Governo Federal anuncia medidas para auxiliar agricultores atingidos pela estiagem em SC

O Governo Federal anunciou, na quinta-feira (12), o pacote de medidas que irão auxiliar os agricultores catarinenses afetados pela estiagem nas regiões Oeste, Meio-Oeste e Extremo-Oeste. Uma das medidas foi a liberação de R$ 10 milhões para Santa Catarina que serão usados em projetos de prevenção, como perfuração e equipamentos de poços artesianos, recuperação de barragens e redes de distribuição de água. Os recursos vão ajudar os municípios na elaboração dos projetos.

Segundo o governador Raimundo Colombo, “os prejuízos sociais e econômicos vistos na região exigem ações imediatas” e o pacote irá beneficiar 75 municípios em Situação de Emergência por conta da seca, iniciada em outubro passado.
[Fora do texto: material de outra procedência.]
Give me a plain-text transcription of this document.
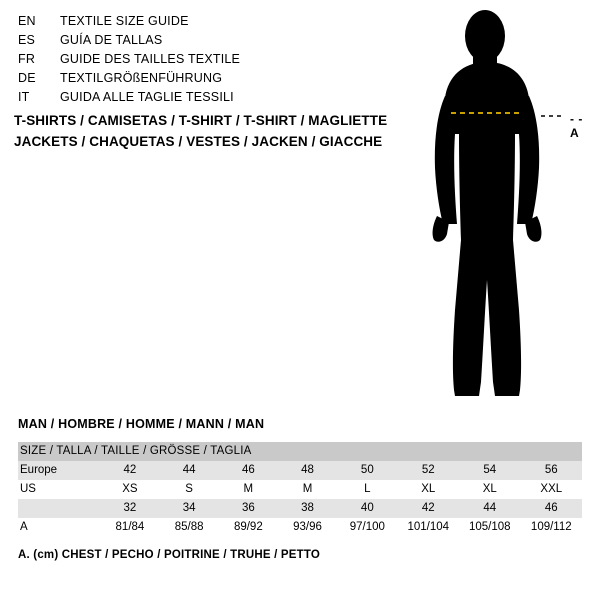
EN	TEXTILE SIZE GUIDE
ES	GUÍA DE TALLAS
FR	GUIDE DES TAILLES TEXTILE
DE	TEXTILGRÖßENFÜHRUNG
IT	GUIDA ALLE TAGLIE TESSILI
T-SHIRTS / CAMISETAS / T-SHIRT / T-SHIRT / MAGLIETTE
JACKETS / CHAQUETAS / VESTES / JACKEN / GIACCHE
- - A
MAN / HOMBRE / HOMME / MANN / MAN
SIZE / TALLA / TAILLE / GRÖSSE / TAGLIA								
Europe	42	44	46	48	50	52	54	56
US	XS	S	M	M	L	XL	XL	XXL
	32	34	36	38	40	42	44	46
A	81/84	85/88	89/92	93/96	97/100	101/104	105/108	109/112
A. (cm) CHEST / PECHO / POITRINE / TRUHE / PETTO
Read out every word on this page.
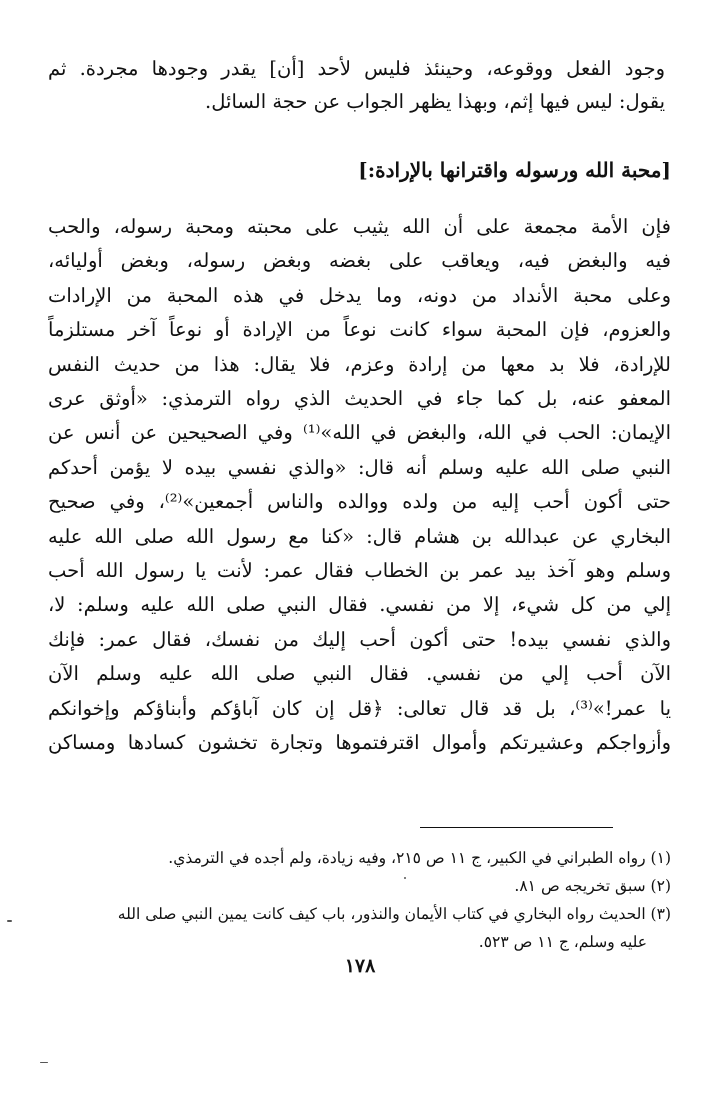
وجود الفعل ووقوعه، وحينئذ فليس لأحد [أن] يقدر وجودها مجردة. ثم
يقول: ليس فيها إثم، وبهذا يظهر الجواب عن حجة السائل.
[محبة الله ورسوله واقترانها بالإرادة:]
فإن الأمة مجمعة على أن الله يثيب على محبته ومحبة رسوله، والحب
فيه والبغض فيه، ويعاقب على بغضه وبغض رسوله، وبغض أوليائه،
وعلى محبة الأنداد من دونه، وما يدخل في هذه المحبة من الإرادات
والعزوم، فإن المحبة سواء كانت نوعاً من الإرادة أو نوعاً آخر مستلزماً
للإرادة، فلا بد معها من إرادة وعزم، فلا يقال: هذا من حديث النفس
المعفو عنه، بل كما جاء في الحديث الذي رواه الترمذي: «أوثق عرى
الإيمان: الحب في الله، والبغض في الله»⁽¹⁾ وفي الصحيحين عن أنس عن
النبي صلى الله عليه وسلم أنه قال: «والذي نفسي بيده لا يؤمن أحدكم
حتى أكون أحب إليه من ولده ووالده والناس أجمعين»⁽²⁾، وفي صحيح
البخاري عن عبدالله بن هشام قال: «كنا مع رسول الله صلى الله عليه
وسلم وهو آخذ بيد عمر بن الخطاب فقال عمر: لأنت يا رسول الله أحب
إلي من كل شيء، إلا من نفسي. فقال النبي صلى الله عليه وسلم: لا،
والذي نفسي بيده! حتى أكون أحب إليك من نفسك، فقال عمر: فإنك
الآن أحب إلي من نفسي. فقال النبي صلى الله عليه وسلم الآن
يا عمر!»⁽³⁾، بل قد قال تعالى: ﴿قل إن كان آباؤكم وأبناؤكم وإخوانكم
وأزواجكم وعشيرتكم وأموال اقترفتموها وتجارة تخشون كسادها ومساكن
(١) رواه الطبراني في الكبير، ج ١١ ص ٢١٥، وفيه زيادة، ولم أجده في الترمذي.
(٢) سبق تخريجه ص ٨١.
(٣) الحديث رواه البخاري في كتاب الأيمان والنذور، باب كيف كانت يمين النبي صلى الله
عليه وسلم، ج ١١ ص ٥٢٣.
١٧٨
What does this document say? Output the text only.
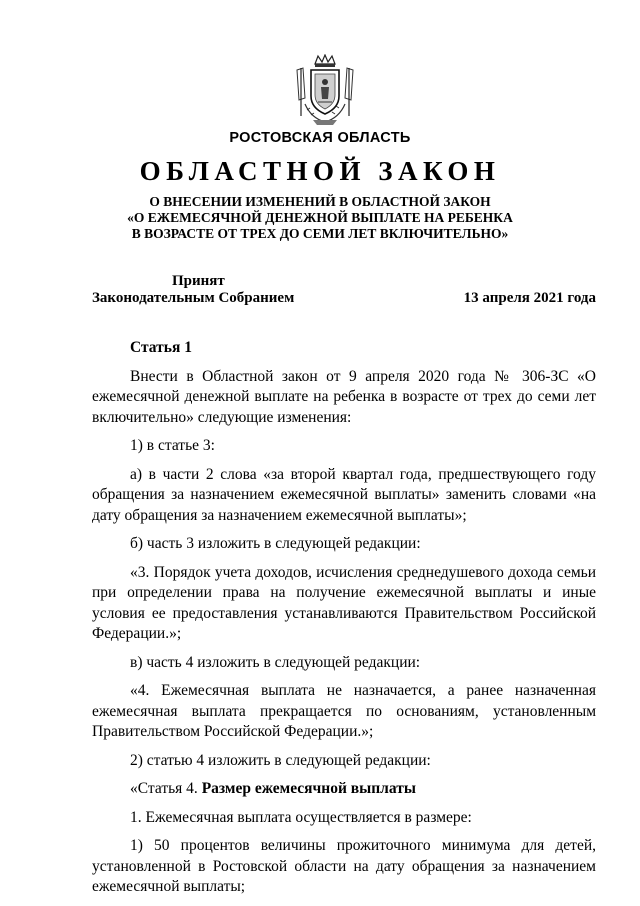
РОСТОВСКАЯ ОБЛАСТЬ
ОБЛАСТНОЙ ЗАКОН
О ВНЕСЕНИИ ИЗМЕНЕНИЙ В ОБЛАСТНОЙ ЗАКОН
«О ЕЖЕМЕСЯЧНОЙ ДЕНЕЖНОЙ ВЫПЛАТЕ НА РЕБЕНКА
В ВОЗРАСТЕ ОТ ТРЕХ ДО СЕМИ ЛЕТ ВКЛЮЧИТЕЛЬНО»
Принят
Законодательным Собранием	13 апреля 2021 года

Статья 1

Внести в Областной закон от 9 апреля 2020 года № 306-ЗС «О ежемесячной денежной выплате на ребенка в возрасте от трех до семи лет включительно» следующие изменения:

1) в статье 3:

а) в части 2 слова «за второй квартал года, предшествующего году обращения за назначением ежемесячной выплаты» заменить словами «на дату обращения за назначением ежемесячной выплаты»;

б) часть 3 изложить в следующей редакции:

«3. Порядок учета доходов, исчисления среднедушевого дохода семьи при определении права на получение ежемесячной выплаты и иные условия ее предоставления устанавливаются Правительством Российской Федерации.»;

в) часть 4 изложить в следующей редакции:

«4. Ежемесячная выплата не назначается, а ранее назначенная ежемесячная выплата прекращается по основаниям, установленным Правительством Российской Федерации.»;

2) статью 4 изложить в следующей редакции:

«Статья 4. Размер ежемесячной выплаты

1. Ежемесячная выплата осуществляется в размере:

1) 50 процентов величины прожиточного минимума для детей, установленной в Ростовской области на дату обращения за назначением ежемесячной выплаты;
Na próxima segunda-feira (16), o governador irá liberar mais R$ 1,35 milhão para os municípios em estado de emergência, para apoiar no transporte de água, contratação de serviços de máquinas para silagem, alimentação do gado e perfuração de poços artesianos. A Secretaria de Agricultura estima que são mais de R$ 440 milhões em perdas no setor.

Colombo falará ainda sobre o lançamento de um grande programa que contempla a perfuração de poços artesianos, captação e armazenagem de água da chuva, construção de açudes em propriedades privadas e sistema de irrigação para propriedades de até cinco hectares. A Secretaria da Agricultura e da Pesca destinará R$ 10 milhões para projetos de armazenagem de água da chuva, construção de açudes em propriedades privadas e sistema de irrigação. O Ministério da Agricultura está fazendo um levantamento de todas as obras necessárias para uma política de irrigação nos estados do Sul.

Medidas de apoio
Nesta segunda-feira (16), o ministro da Agricultura, Mendes Ribeiro, o governador Raimundo Colombo e o secretário da Agricultura e da Pesca, João Rodrigues, estarão em Chapecó para lançar um pacote de medidas de auxílio aos agricultores afetados pela estiagem. O evento ocorre às 10h, no Centro de Cultura e Eventos Plínio Arlindo de Nês.

O ministro fará o anúncio da prorrogação do pagamento das parcelas dos contratos de custeio e da renegociação das operações de crédito. Já o Conselho Monetário Nacional deverá analisar a criação de uma linha de crédito de R$ 200 milhões para as cooperativas dos três estados do Sul refinanciarem as dívidas dos produtores rurais nos municípios em Situação de Emergência ou Estado de Calamidade Pública reconhecidos pelo Governo. O crédito terá prazo de cinco anos com taxas de juros de 6,75% ao ano.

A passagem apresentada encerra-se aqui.